More problematic are records where the prey taxonomy was not specified at ANY level, i.e. everything from Kingdom through Scientific name is all NA as in 3 records of American wigeon from Wishart 1983. For some records, the Prey_Part is listed as 'vegetation' so we can infer plant, but records with NA all the way across? Ideas?

(And depending on your own personal Github settings, you will receive notifications only when someone tags you, or anytime a repo you star is modified, etc)

aaronolsen commented 7 years ago

@ahhurlbert Ah, sorry misread that. So I tracked down every row of NA values for all the taxonomy columns and each corresponded to one of two prey items: algae or foraminifera. Since these didn't have clear entries for the given taxonomy levels on NCBI I had planned to enter NA values for all the taxonomy columns and then enter the common name 'algae' or 'foraminifera' in Prey_Common_Name. However, I must have forgotten to add in the common name values. I've gone through and added in those common names. Would you like for me to enter particular taxonomy values for those rows or delete them?

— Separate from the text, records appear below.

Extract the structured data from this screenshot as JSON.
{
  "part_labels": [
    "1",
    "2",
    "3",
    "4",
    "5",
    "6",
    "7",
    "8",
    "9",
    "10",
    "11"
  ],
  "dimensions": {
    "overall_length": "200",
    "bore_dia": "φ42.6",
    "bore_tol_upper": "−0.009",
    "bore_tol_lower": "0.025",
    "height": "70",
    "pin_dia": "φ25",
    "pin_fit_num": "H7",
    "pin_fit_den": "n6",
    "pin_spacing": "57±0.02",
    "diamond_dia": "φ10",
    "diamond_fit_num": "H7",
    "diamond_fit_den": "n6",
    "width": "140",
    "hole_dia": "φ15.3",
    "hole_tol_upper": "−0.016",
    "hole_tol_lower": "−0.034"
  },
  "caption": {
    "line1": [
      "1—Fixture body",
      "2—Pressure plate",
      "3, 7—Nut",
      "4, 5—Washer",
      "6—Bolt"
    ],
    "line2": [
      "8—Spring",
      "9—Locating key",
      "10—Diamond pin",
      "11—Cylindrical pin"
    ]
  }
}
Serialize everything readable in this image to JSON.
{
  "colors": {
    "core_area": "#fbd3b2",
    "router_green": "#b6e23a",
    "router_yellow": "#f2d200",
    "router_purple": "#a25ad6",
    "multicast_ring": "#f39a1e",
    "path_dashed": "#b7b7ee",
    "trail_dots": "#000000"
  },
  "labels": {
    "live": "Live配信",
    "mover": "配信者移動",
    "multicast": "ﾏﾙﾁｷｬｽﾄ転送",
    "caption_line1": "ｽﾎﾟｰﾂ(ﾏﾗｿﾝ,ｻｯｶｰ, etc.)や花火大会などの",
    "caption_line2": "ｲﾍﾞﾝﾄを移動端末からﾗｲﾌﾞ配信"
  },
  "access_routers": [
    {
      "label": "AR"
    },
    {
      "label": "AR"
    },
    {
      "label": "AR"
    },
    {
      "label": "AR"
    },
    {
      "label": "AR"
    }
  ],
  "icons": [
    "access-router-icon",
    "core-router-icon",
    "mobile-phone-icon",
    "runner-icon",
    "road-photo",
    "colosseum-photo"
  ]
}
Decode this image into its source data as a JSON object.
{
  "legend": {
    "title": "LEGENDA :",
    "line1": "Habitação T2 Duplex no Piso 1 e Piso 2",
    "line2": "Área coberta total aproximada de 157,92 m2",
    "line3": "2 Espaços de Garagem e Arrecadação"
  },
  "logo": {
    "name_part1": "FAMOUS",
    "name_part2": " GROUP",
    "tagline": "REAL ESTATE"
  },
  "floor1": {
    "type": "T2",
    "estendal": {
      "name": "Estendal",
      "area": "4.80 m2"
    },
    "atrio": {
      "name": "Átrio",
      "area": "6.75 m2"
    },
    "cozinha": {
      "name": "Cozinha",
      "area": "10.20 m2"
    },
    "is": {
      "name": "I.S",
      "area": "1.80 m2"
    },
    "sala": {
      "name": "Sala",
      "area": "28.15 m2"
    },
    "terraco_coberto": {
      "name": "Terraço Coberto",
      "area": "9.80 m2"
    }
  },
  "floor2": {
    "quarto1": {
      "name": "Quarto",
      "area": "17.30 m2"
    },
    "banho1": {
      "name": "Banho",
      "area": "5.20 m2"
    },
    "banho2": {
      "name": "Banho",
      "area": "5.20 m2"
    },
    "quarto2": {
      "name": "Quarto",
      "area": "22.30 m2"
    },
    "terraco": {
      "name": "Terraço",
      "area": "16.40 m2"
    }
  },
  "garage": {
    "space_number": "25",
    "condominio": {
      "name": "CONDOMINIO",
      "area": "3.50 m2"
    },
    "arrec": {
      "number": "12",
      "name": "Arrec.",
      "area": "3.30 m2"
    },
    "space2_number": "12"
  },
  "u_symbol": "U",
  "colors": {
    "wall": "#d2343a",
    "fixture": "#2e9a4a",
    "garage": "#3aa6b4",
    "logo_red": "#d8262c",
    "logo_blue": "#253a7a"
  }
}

ahhurlbert commented 7 years ago

Great, thanks! Don't delete. We'll figure out what we're doing with adding a level above kingdom, and then also figure out how we want to assign algae and forams. Forams at least have a clear phylum I believe.

ahhurlbert commented 7 years ago

For now I've assigned Prey_Phylum = 'Foraminifera' for all foraminifera and Prey_Kingdom = 'Plantae' for all algae (using ITIS kingdoms of 'Animalia' and 'Plantae' instead of NCBI's 'Metazoa' and 'Viridiplantae'; those have all been replaced).

Now, there are no records with NA across the board for prey taxonomy fields.

ahhurlbert commented 7 years ago

Following a talk with Alan Weakley, plant systematist/taxonomist, I've decided to go with ITIS over NCBI for all plant taxonomy. Ideally will use ITIS for animals too, but haven't yet confirmed how good an idea this is based on the areas of disagreement at higher levels.

ahhurlbert commented 7 years ago

Taxonomy of all prey names has been converted to ITIS (see prey_name_cleaning.R), and now Prey_Name_Status will contain the ITIS id for that taxon. If the name is not matched in ITIS, the original name will be preserved although ideally everything from the next higher level up and above should conform to ITIS classification. In such cases, Prey_Name_Status will be 'unverified'.